Most commercial lawyers, whether in private practice or in-house, know that deals often proceed in two stages, writes Kirsten Pike.
In ‘Stage 1’, key terms are often hashed out by parties who are entrusted with the responsibility of agreeing upon the key commercial terms to the transaction. These people might be, for example, managers embedded within the business or agents appointed to negotiate on its behalf.
Once the key terms are agreed, they are usually captured in a terms sheet or Heads of Agreement. While helpful to resolve the commercial issues, these documents are generally non-binding and reflect an ‘in principle’ agreement between the parties. This must then be formalised through the negotiation of the relevant transaction document, such as a lease or contract.
Enter ‘Stage 2’ – the stage at which the lawyers step in. While some lawyers might be involved to a certain extent from the onset of negotiations, Stage 2 is where they take the reins to finalise any outstanding (often non-commercial) terms and fully document the deal. Stage 2 is also where some commercial managers, who have invested time and energy in negotiating what they consider to be the ‘deal’, might begin to think: “The deal is done, only our lawyers can jeopardise it now!”
The time between reaching the initial agreement in Stage 1 and entering into a binding agreement after Stage 2 is the ‘risk period’. It is the period during which the other party remains free to withdraw from the deal (sometimes with or without cost consequence) and where many commercial and business managers feel uneasy.

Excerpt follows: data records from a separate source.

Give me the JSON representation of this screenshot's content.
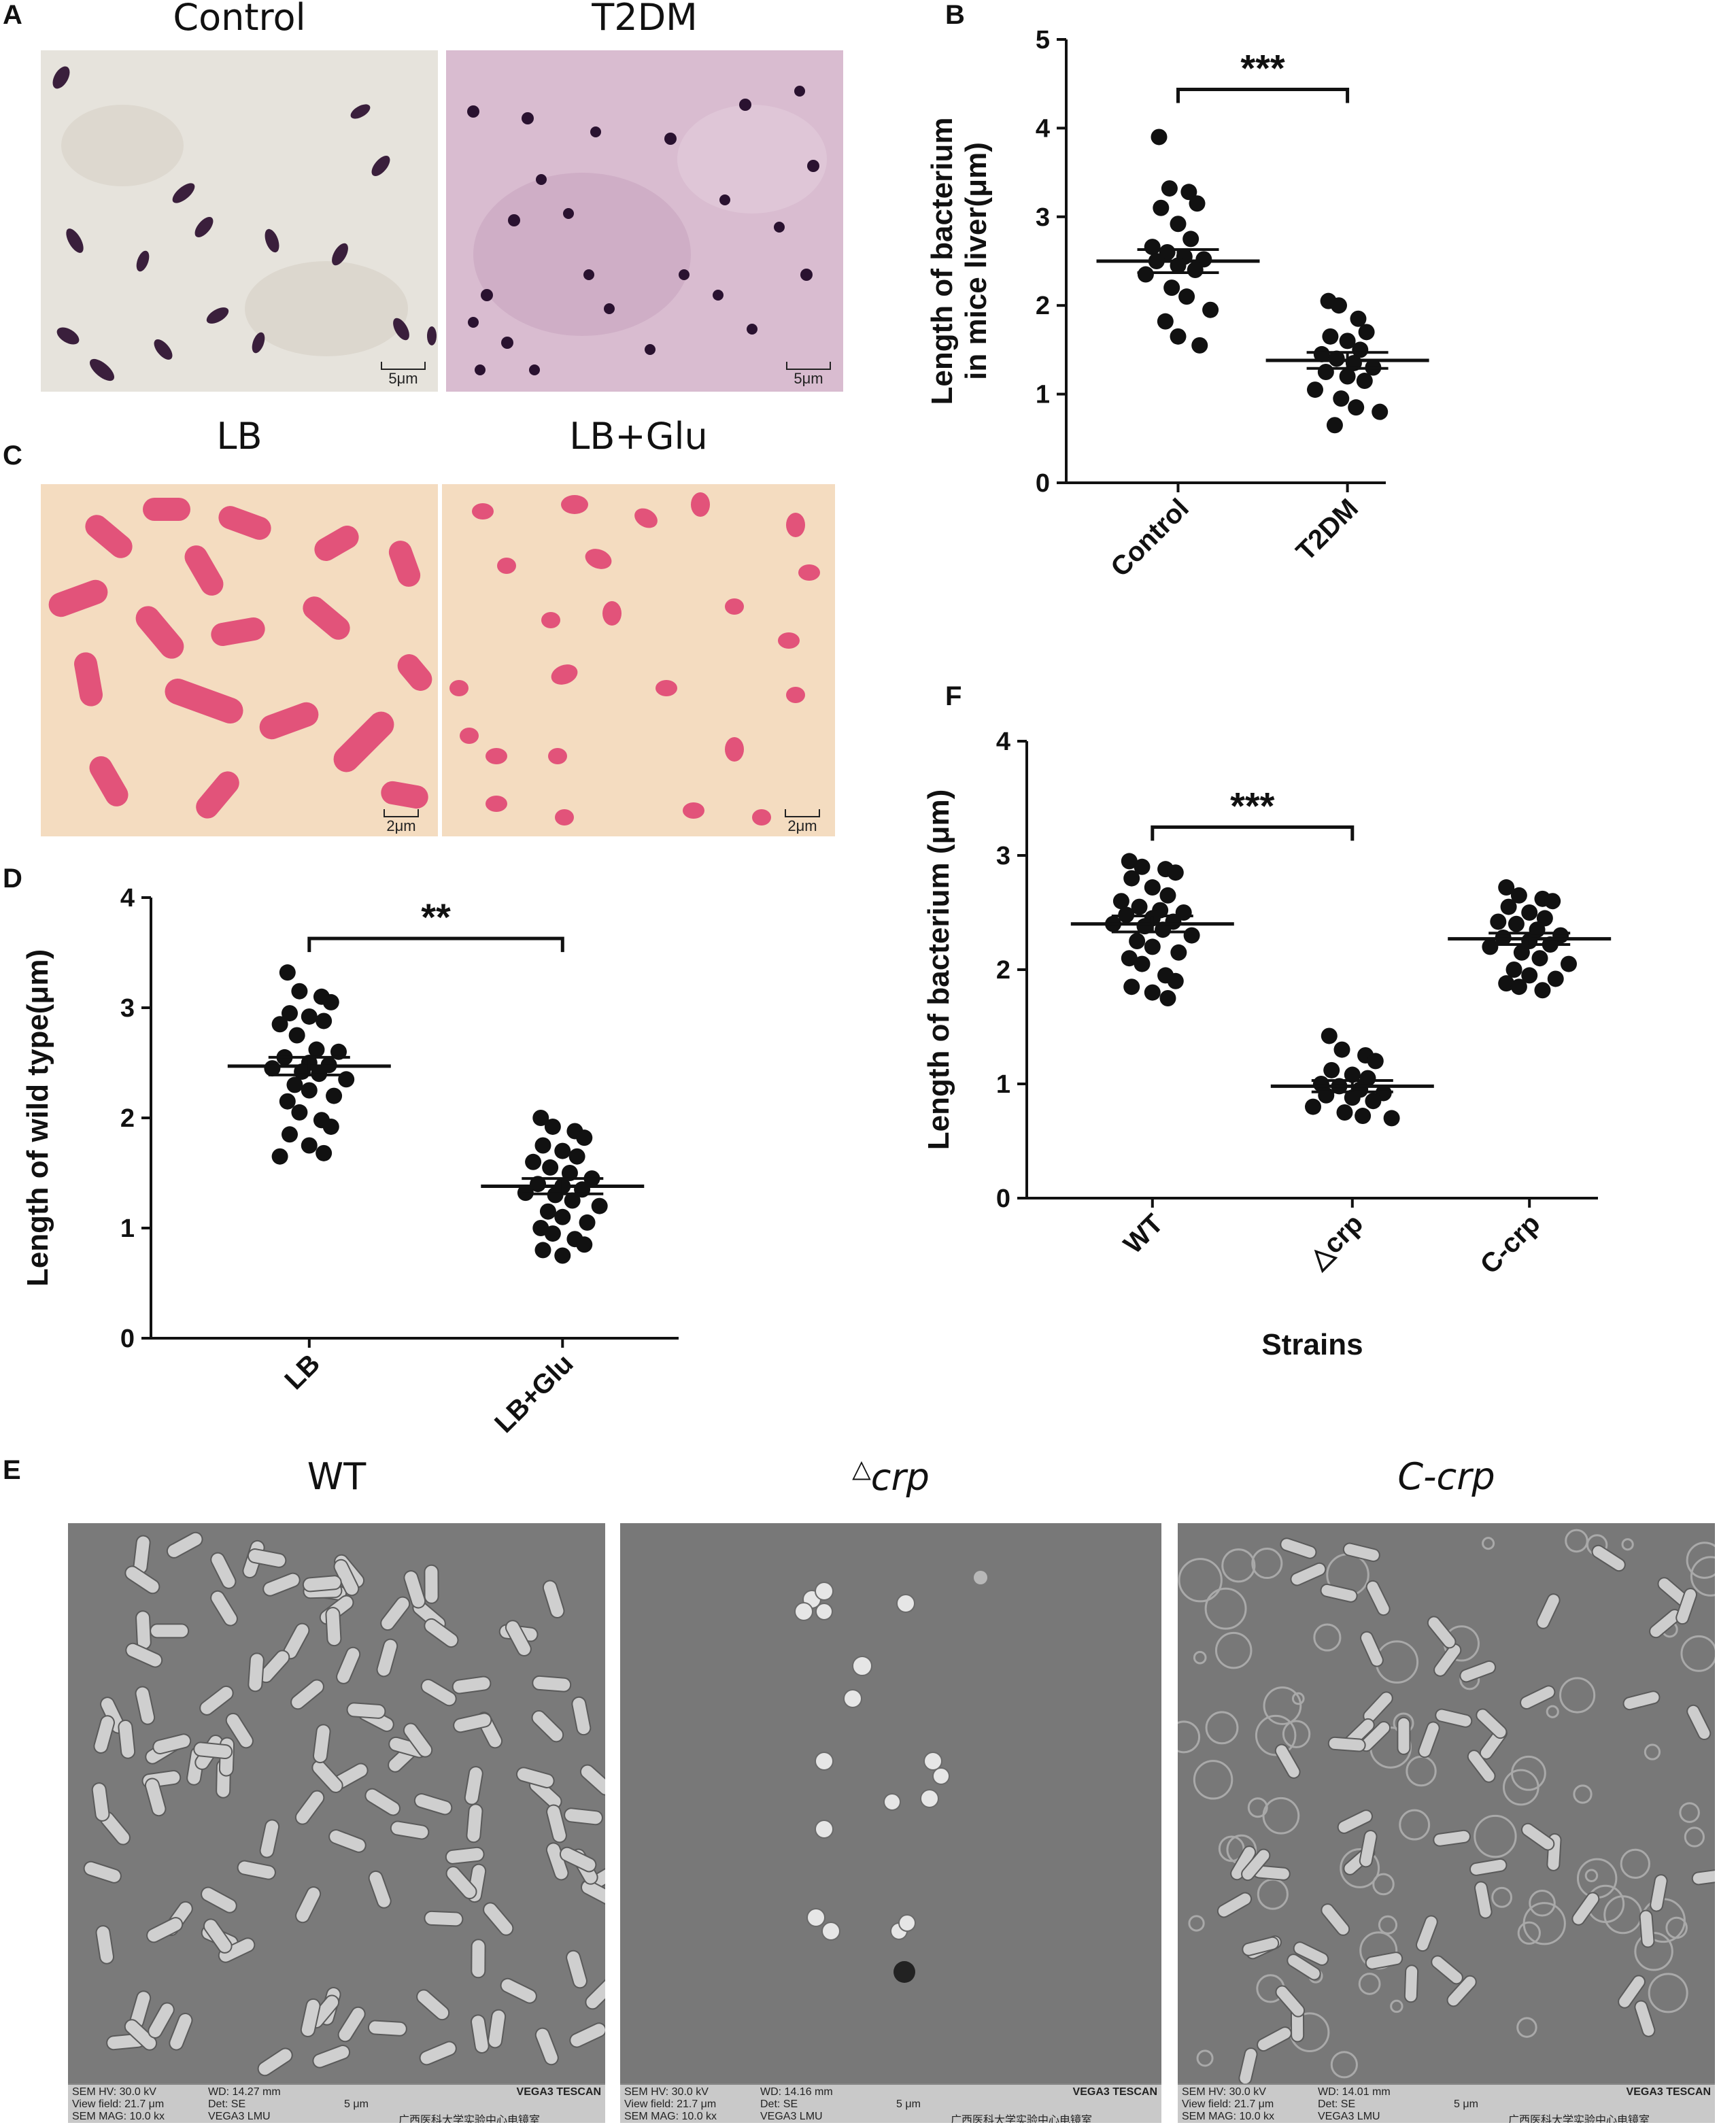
{
  "panels": {
    "A": {
      "letter": "A",
      "images": [
        {
          "title": "Control",
          "scale_label": "5μm"
        },
        {
          "title": "T2DM",
          "scale_label": "5μm"
        }
      ]
    },
    "B": {
      "letter": "B"
    },
    "C": {
      "letter": "C",
      "images": [
        {
          "title": "LB",
          "scale_label": "2μm"
        },
        {
          "title": "LB+Glu",
          "scale_label": "2μm"
        }
      ]
    },
    "D": {
      "letter": "D"
    },
    "E": {
      "letter": "E",
      "images": [
        {
          "title": "WT",
          "sem": {
            "hv": "SEM HV: 30.0 kV",
            "wd": "WD: 14.27 mm",
            "brand": "VEGA3 TESCAN",
            "vf": "View field: 21.7 μm",
            "det": "Det: SE",
            "scale": "5 μm",
            "mag": "SEM MAG: 10.0 kx",
            "model": "VEGA3 LMU",
            "lab": "广西医科大学实验中心电镜室"
          }
        },
        {
          "title_prefix": "△",
          "title": "crp",
          "sem": {
            "hv": "SEM HV: 30.0 kV",
            "wd": "WD: 14.16 mm",
            "brand": "VEGA3 TESCAN",
            "vf": "View field: 21.7 μm",
            "det": "Det: SE",
            "scale": "5 μm",
            "mag": "SEM MAG: 10.0 kx",
            "model": "VEGA3 LMU",
            "lab": "广西医科大学实验中心电镜室"
          }
        },
        {
          "title": "C-crp",
          "sem": {
            "hv": "SEM HV: 30.0 kV",
            "wd": "WD: 14.01 mm",
            "brand": "VEGA3 TESCAN",
            "vf": "View field: 21.7 μm",
            "det": "Det: SE",
            "scale": "5 μm",
            "mag": "SEM MAG: 10.0 kx",
            "model": "VEGA3 LMU",
            "lab": "广西医科大学实验中心电镜室"
          }
        }
      ]
    },
    "F": {
      "letter": "F"
    }
  },
  "chart_data": [
    {
      "id": "B",
      "type": "scatter",
      "ylabel": "Length of bacterium in mice liver(μm)",
      "ylabel_lines": [
        "Length of bacterium",
        "in mice liver(μm)"
      ],
      "xlabel": "",
      "categories": [
        "Control",
        "T2DM"
      ],
      "ylim": [
        0,
        5
      ],
      "yticks": [
        0,
        1,
        2,
        3,
        4,
        5
      ],
      "mean": [
        2.5,
        1.38
      ],
      "sem": [
        0.13,
        0.09
      ],
      "points": [
        [
          3.9,
          3.32,
          3.28,
          3.15,
          3.1,
          2.92,
          2.75,
          2.66,
          2.6,
          2.55,
          2.52,
          2.5,
          2.45,
          2.4,
          2.35,
          2.2,
          2.1,
          1.95,
          1.82,
          1.65,
          1.55
        ],
        [
          2.05,
          2.0,
          1.85,
          1.7,
          1.65,
          1.6,
          1.5,
          1.45,
          1.4,
          1.35,
          1.3,
          1.25,
          1.2,
          1.15,
          1.05,
          0.95,
          0.85,
          0.8,
          0.65
        ]
      ],
      "significance": "***",
      "significance_between": [
        "Control",
        "T2DM"
      ]
    },
    {
      "id": "D",
      "type": "scatter",
      "ylabel": "Length of wild type(μm)",
      "xlabel": "",
      "categories": [
        "LB",
        "LB+Glu"
      ],
      "ylim": [
        0,
        4
      ],
      "yticks": [
        0,
        1,
        2,
        3,
        4
      ],
      "mean": [
        2.47,
        1.38
      ],
      "sem": [
        0.08,
        0.07
      ],
      "points": [
        [
          3.32,
          3.15,
          3.1,
          3.05,
          2.95,
          2.92,
          2.88,
          2.85,
          2.75,
          2.62,
          2.6,
          2.55,
          2.5,
          2.48,
          2.45,
          2.42,
          2.4,
          2.35,
          2.3,
          2.25,
          2.2,
          2.15,
          2.05,
          1.98,
          1.92,
          1.85,
          1.75,
          1.68,
          1.65
        ],
        [
          2.0,
          1.92,
          1.88,
          1.82,
          1.75,
          1.7,
          1.65,
          1.6,
          1.55,
          1.5,
          1.45,
          1.4,
          1.38,
          1.35,
          1.32,
          1.3,
          1.25,
          1.2,
          1.15,
          1.1,
          1.05,
          1.0,
          0.95,
          0.9,
          0.85,
          0.8,
          0.75
        ]
      ],
      "significance": "**",
      "significance_between": [
        "LB",
        "LB+Glu"
      ]
    },
    {
      "id": "F",
      "type": "scatter",
      "ylabel": "Length of bacterium (μm)",
      "xlabel": "Strains",
      "categories": [
        "WT",
        "△crp",
        "C-crp"
      ],
      "ylim": [
        0,
        4
      ],
      "yticks": [
        0,
        1,
        2,
        3,
        4
      ],
      "mean": [
        2.4,
        0.98,
        2.27
      ],
      "sem": [
        0.07,
        0.05,
        0.05
      ],
      "points": [
        [
          2.95,
          2.9,
          2.88,
          2.85,
          2.8,
          2.72,
          2.65,
          2.6,
          2.55,
          2.52,
          2.5,
          2.48,
          2.45,
          2.42,
          2.4,
          2.38,
          2.35,
          2.3,
          2.25,
          2.2,
          2.15,
          2.1,
          2.05,
          1.95,
          1.9,
          1.85,
          1.8,
          1.75
        ],
        [
          1.42,
          1.3,
          1.25,
          1.2,
          1.12,
          1.08,
          1.05,
          1.0,
          0.98,
          0.95,
          0.92,
          0.9,
          0.88,
          0.85,
          0.8,
          0.75,
          0.72,
          0.7
        ],
        [
          2.72,
          2.65,
          2.62,
          2.6,
          2.55,
          2.5,
          2.45,
          2.42,
          2.4,
          2.35,
          2.3,
          2.28,
          2.25,
          2.22,
          2.2,
          2.15,
          2.1,
          2.05,
          2.0,
          1.95,
          1.92,
          1.88,
          1.85,
          1.82
        ]
      ],
      "significance": "***",
      "significance_between": [
        "WT",
        "△crp"
      ]
    }
  ]
}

Putting this into context, in the commercial leasing world, asset managers are often remunerated on a deal-by-deal basis. Naturally they will want to minimise the time during which their deal could potentially fail. Momentum is critical and nobody wants to lose it. The longer Stage 2 takes, the more protracted the risk period becomes and the more anxious the asset manager will feel while hoping the lawyers don’t ‘let the fish off the hook’ as they settle the documentation. Of course, this risk applies equally to any commercial deal made subject to contract - not just commercial leasing.
So, how can lawyers help reduce this risk period?
For a start, lawyers should be instructed to facilitate the deal as quickly as possible. This is partly up to the clients or relevant business people who are instructing the lawyers. But it is also partly the job of astute commercial lawyers to communicate openly with their instructors. After all, both parties have engaged lawyers because they want to do the deal – as lawyers, we need to understand that we are principally ‘facilitators’ of the deal on our client’s behalf.
A collaborative rather than adversarial approach can go a long way. A client’s commercial position need not suffer because negotiators are focused on concluding the deal as quickly as possible.
When it comes to preparing the first draft of the written agreement, the form of that document is critical. Of course, lawyers will draft it in accordance with the instructions they receive. But without any specific direction from the client to the contrary, the document should be an even-handed draft.
There is little value in presenting the other party’s lawyers with something unduly onerous and one-sided, which will ultimately be heavily negotiated and look vastly different once agreed. By producing a balanced first draft, lawyers can eliminate the time, frustration and expense associated with negotiating a client’s first stance back to the commonly accepted market position.
Inevitably the first draft of an agreement will receive some degree of push-back and certain terms may be contested. The key for lawyers is to focus on understanding the main commercial drivers of the client and the proposed transaction. In doing so, lawyers can ensure that whilst some conditions may be the subject of negotiation, time is spent dealing with matters that are of real concern to the client and its business.
And what are the key commercial drivers of a deal? These are commonly known as the ‘hip pocket issues’; issues that will become a cost to the client, or otherwise change the economic profile of the proposed deal. These need to be discussed and understood by both clients and their lawyers. Any other matters, particularly those of a purely legal nature, need to be disposed of if they are not critical or brought to a head quickly if they are.
Negotiation is not a ‘point scoring’ exercise. The ultimate goal for commercial lawyers negotiating a deal – from a commercial lease to an acquisition and beyond – should be to focus on the main aim: concluding the deal as quickly as possible whilst balancing the risk, and allowing the client to move on with business.
Kirsten Pike is a partner at DibbsBarker, specialising in property law with a focus on the leasing of commercial, retail and industrial properties. She also advises on distressed asset sales and property acquisitions and disposals.